Frankie is briefly disoriented when he is restored to life, but is convinced to reveal the location of his stolen money with a hand-drawn map. After doing this, he is shot to death by Jim Vincent.

Margot, Jim, and Dr. Craig drive together to recover Frankie's money. En route, Margot murders Jim by running him over after he changes the car's tire.

Once Margot and Dr. Craig reach the loot's burial location, she forces the doctor to dig at gunpoint. He retrieves a wooden strongbox. Margot gleefully takes the strongbox and shoots Dr. Craig twice while laughing hysterically.
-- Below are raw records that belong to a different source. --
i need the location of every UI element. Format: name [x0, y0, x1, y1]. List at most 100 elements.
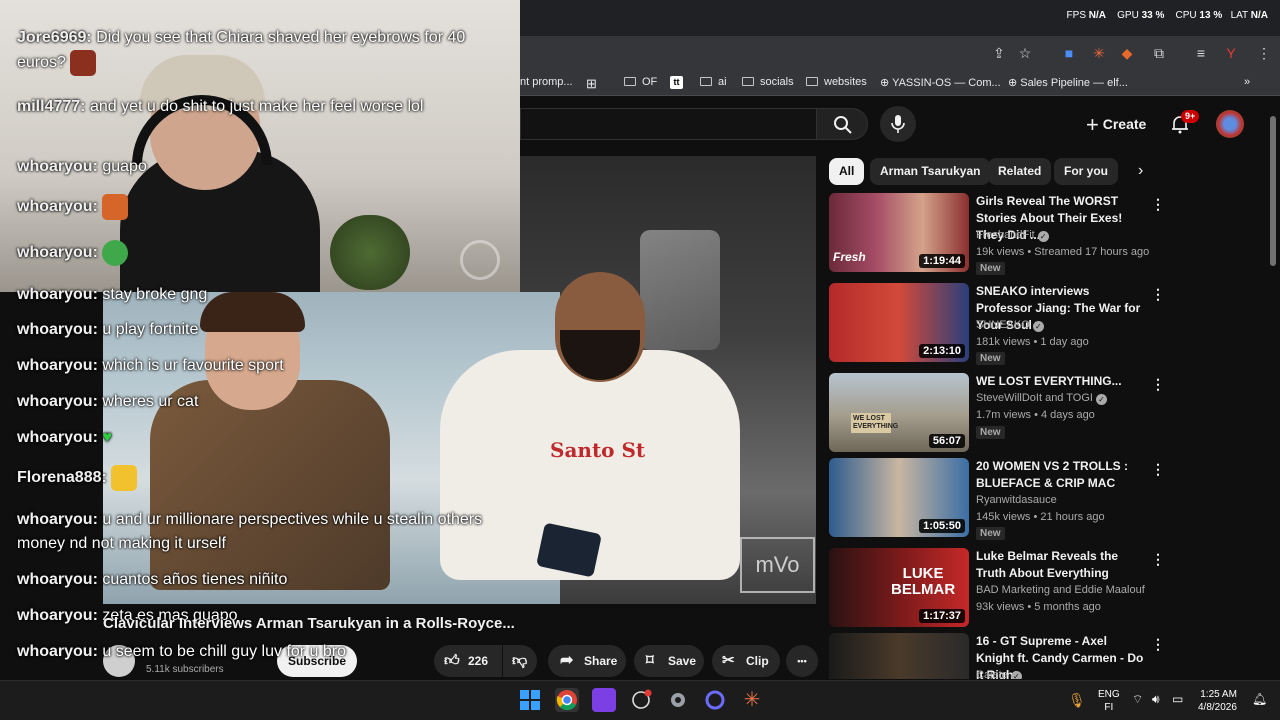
chat-message: whoaryou: guapo [17, 158, 147, 175]
video-options-icon[interactable]: ⋮ [1151, 195, 1165, 213]
channel-name[interactable]: SteveWillDoIt and TOGI ✓ [976, 392, 1107, 405]
recommended-video-card[interactable]: 1:05:50 20 WOMEN VS 2 TROLLS : BLUEFACE … [829, 458, 1169, 544]
dislike-button[interactable]: 👎︎ [503, 645, 537, 677]
extension-icon[interactable]: ■ [1060, 44, 1078, 62]
wifi-icon[interactable]: ⌔ [1132, 692, 1143, 707]
bookmark-sales-pipeline[interactable]: ⊕ Sales Pipeline — elf... [1008, 76, 1128, 89]
recommended-video-title[interactable]: WE LOST EVERYTHING... [976, 373, 1148, 390]
recommended-video-card[interactable]: 16 - GT Supreme - Axel Knight ft. Candy … [829, 633, 1169, 679]
clip-button[interactable]: ✂ Clip [712, 645, 780, 677]
emote-icon [111, 465, 138, 491]
language-indicator[interactable]: ENG FI [1098, 688, 1120, 714]
bookmark-star-icon[interactable]: ☆ [1016, 44, 1034, 62]
bookmark-yassin-os[interactable]: ⊕ YASSIN-OS — Com... [880, 76, 1001, 89]
verified-check-icon: ✓ [1095, 394, 1107, 405]
volume-icon[interactable]: 🔊︎ [1152, 692, 1160, 707]
claude-extension-icon[interactable]: ✳ [1090, 44, 1108, 62]
video-meta: 93k views • 5 months ago [976, 601, 1101, 613]
chip-arman-tsarukyan[interactable]: Arman Tsarukyan [870, 158, 991, 185]
scrollbar-thumb[interactable] [1270, 116, 1276, 266]
chat-message: whoaryou: which is ur favourite sport [17, 357, 284, 374]
video-meta: 19k views • Streamed 17 hours ago [976, 246, 1150, 258]
channel-name[interactable]: Ryanwitdasauce [976, 494, 1057, 506]
chip-related[interactable]: Related [988, 158, 1052, 185]
shirt-logo-text: Santo St [550, 438, 646, 462]
settings-gear-icon[interactable] [666, 688, 690, 712]
recommended-video-title[interactable]: 20 WOMEN VS 2 TROLLS : BLUEFACE & CRIP M… [976, 458, 1148, 492]
video-title: Clavicular Interviews Arman Tsarukyan in… [103, 615, 515, 632]
video-options-icon[interactable]: ⋮ [1151, 285, 1165, 303]
emote-icon [102, 194, 129, 220]
extensions-puzzle-icon[interactable]: ⧉ [1150, 44, 1168, 62]
performance-overlay: FPS N/A GPU 33 % CPU 13 % LAT N/A [1066, 10, 1268, 21]
search-icon [834, 116, 852, 134]
like-button[interactable]: 👍︎ 226 [434, 645, 502, 677]
microphone-tray-icon[interactable]: 🎙︎ [1068, 692, 1086, 709]
channel-name[interactable]: Cajete ✓ [976, 669, 1022, 679]
bookmark-icon: ⌑ [646, 652, 654, 669]
windows-start-icon[interactable] [518, 688, 542, 712]
more-actions-button[interactable]: ••• [786, 645, 818, 677]
share-button[interactable]: ➦ Share [548, 645, 626, 677]
video-options-icon[interactable]: ⋮ [1151, 550, 1165, 568]
save-button[interactable]: ⌑ Save [634, 645, 704, 677]
app-taskbar-icon[interactable] [592, 688, 616, 712]
plus-icon: + [1086, 112, 1099, 137]
channel-name[interactable]: FreshandFit ✓ [976, 229, 1049, 242]
chat-message: whoaryou: stay broke gng [17, 286, 208, 303]
chat-message: whoaryou: u play fortnite [17, 321, 199, 338]
bookmarks-overflow-icon[interactable]: » [1244, 76, 1250, 88]
chevron-right-icon[interactable]: › [1138, 162, 1143, 180]
fox-extension-icon[interactable]: ◆ [1118, 44, 1136, 62]
notification-center-icon[interactable]: 🔔︎ [1252, 692, 1267, 706]
bookmark-folder-websites[interactable]: websites [806, 76, 867, 88]
recommended-video-card[interactable]: 2:13:10 SNEAKO interviews Professor Jian… [829, 283, 1169, 369]
clock[interactable]: 1:25 AM 4/8/2026 [1198, 688, 1237, 714]
chat-message: whoaryou: wheres ur cat [17, 393, 199, 410]
reading-list-icon[interactable]: ≡ [1192, 44, 1210, 62]
notifications-button[interactable]: 9+ [1170, 110, 1200, 136]
install-app-icon[interactable]: ⇪ [990, 44, 1008, 62]
cortana-icon[interactable] [703, 688, 727, 712]
video-options-icon[interactable]: ⋮ [1151, 375, 1165, 393]
apps-grid-icon[interactable]: ⊞ [586, 76, 597, 92]
search-input[interactable] [520, 108, 816, 140]
recommended-video-card[interactable]: WE LOST EVERYTHING 56:07 WE LOST EVERYTH… [829, 373, 1169, 459]
search-button[interactable] [816, 108, 868, 140]
video-thumbnail[interactable]: LUKE BELMAR 1:17:37 [829, 548, 969, 627]
folder-icon [806, 77, 818, 86]
video-thumbnail[interactable]: Fresh 1:19:44 [829, 193, 969, 272]
channel-name[interactable]: SHNEAKO ✓ [976, 319, 1044, 332]
bookmark-item[interactable]: nt promp... [520, 76, 573, 88]
recommended-video-card[interactable]: LUKE BELMAR 1:17:37 Luke Belmar Reveals t… [829, 548, 1169, 634]
create-button[interactable]: + Create [1086, 112, 1146, 137]
voice-search-button[interactable] [880, 106, 916, 142]
claude-taskbar-icon[interactable]: ✳ [740, 688, 764, 712]
chat-message: whoaryou: ♥ [17, 429, 112, 446]
video-thumbnail[interactable]: 1:05:50 [829, 458, 969, 537]
video-thumbnail[interactable] [829, 633, 969, 679]
chip-all[interactable]: All [829, 158, 865, 185]
verified-check-icon: ✓ [1037, 231, 1049, 242]
bookmark-favicon[interactable]: tt [670, 76, 683, 89]
chip-for-you[interactable]: For you [1054, 158, 1118, 185]
chatgpt-taskbar-icon[interactable] [629, 688, 653, 712]
bookmark-folder-ai[interactable]: ai [700, 76, 727, 88]
battery-icon[interactable]: ▭ [1172, 692, 1183, 706]
globe-icon: ⊕ [1008, 77, 1021, 89]
video-options-icon[interactable]: ⋮ [1151, 635, 1165, 653]
bookmark-folder-socials[interactable]: socials [742, 76, 794, 88]
new-badge: New [976, 426, 1005, 439]
channel-name[interactable]: BAD Marketing and Eddie Maalouf [976, 584, 1145, 596]
recommended-video-card[interactable]: Fresh 1:19:44 Girls Reveal The WORST Sto… [829, 193, 1169, 279]
video-thumbnail[interactable]: 2:13:10 [829, 283, 969, 362]
folder-icon [742, 77, 754, 86]
bookmark-folder-of[interactable]: OF [624, 76, 657, 88]
recommended-video-title[interactable]: Luke Belmar Reveals the Truth About Ever… [976, 548, 1148, 582]
menu-kebab-icon[interactable]: ⋮ [1255, 44, 1273, 62]
account-avatar[interactable] [1216, 110, 1244, 138]
profile-icon[interactable]: Y [1222, 44, 1240, 62]
video-thumbnail[interactable]: WE LOST EVERYTHING 56:07 [829, 373, 969, 452]
video-options-icon[interactable]: ⋮ [1151, 460, 1165, 478]
chrome-taskbar-icon[interactable] [555, 688, 579, 712]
The film returns to the present, with Dr. Craig's motivation for shooting Margot revealed. As the dying Margot finishes her tale to detective Portugal she implores him to open the strongbox so she can touch the money. Drawing her last breaths, she purrs to "Jo-Jo" to come down to her level for once and kiss her. As he leans forward, she pulls back and laughs haughtily in his face, humiliating him in front of the gathering of police and medics, then dies.

Portugal opens the box, only to find it filled with scrap paper and a single envelope. In the envelope is a one dollar bill and a note addressed to "you who double crossed me".

==Cast==
- Jean Gillie as Margot Shelby
- Robert Armstrong as Frank Olins
- Herbert Rudley as Dr. Craig
- Edward Norris as Jim Vincent
- Sheldon Leonard as Sgt. Portugal
- Philip Van Zandt as Tommy (credited as Phil Van Zandt)
- Marjorie Woodworth as Dr. Craig's nurse
- Carole Donne as Waitress
- John Shay as Al
- Bert Roach as Bartender
- Rosemary Bertrand as Ruth

==Reception==
New York's PM was positive upon the picture's release: "One thing a good B picture knows—and Decoy is a good B—is how to tell its story....Tell it straight, fast, and simple....Make the motives plain, the characterizations clear....Decoy, and Jean Gillie and Marjorie Woodworth, stick to the rules. Miss Gillie's wicked, Miss Woodward's Florence Nightingale, but their costumes define them alike. Otherwise Miss Gillie, who's after the four hundred grand her first bank robber-killer's meanly stashed away, zings through plenty of direct action tactics, with accompanying double-crosses, before she gets it, and the proper Johnston office wages. It takes her 70 minutes to collect them, but that's only because she's deservedly shot at the beginning of the picture, which then explains why. Well, if ever a girl had it coming to her, that Miss Gillie is the one."

The contemporary Philadelphia Inquirer thought the story "clumsily told, and unrelieved by humor. A quirk ending does not suffice for killing most of the suspense by having the story told in flashback. Herbert Rudley is the most believable of the cast, as the physician whose ideals crash."

Film critic Glenn Erickson liked the film, writing in 2007, "After 1978 Decoy rarely or never appeared on television or in museum screenings. In 2000 the American Cinematheque showed it with the writer of its original story, Stanley Rubin, in attendance. The movie brought the house down with its odd mix of melodrama, hardboiled gimmicks and unrestrained sadism. I thought then that, as far as violence goes, Decoy was to 1946 what Pulp Fiction is to 1994."

Film critic Dennis Schwartz gave the film a mixed review in 2019, writing, "Jack Bernhard directs a darkly atmospheric but disjointed film noir that is rife with plot inconsistencies. The film's main virtue is the sinister performance by British newcomer Jean Gillie as Margot Shelby, who is the nonredeemable femme fatale with a history of using men and even resorting to violence to achieve her ends. Gillie is one of the more cruel femme fatales in film noir lore."

Shown on the Turner Classic Movies show 'Noir Alley' with Eddie Muller on December 3, 2022.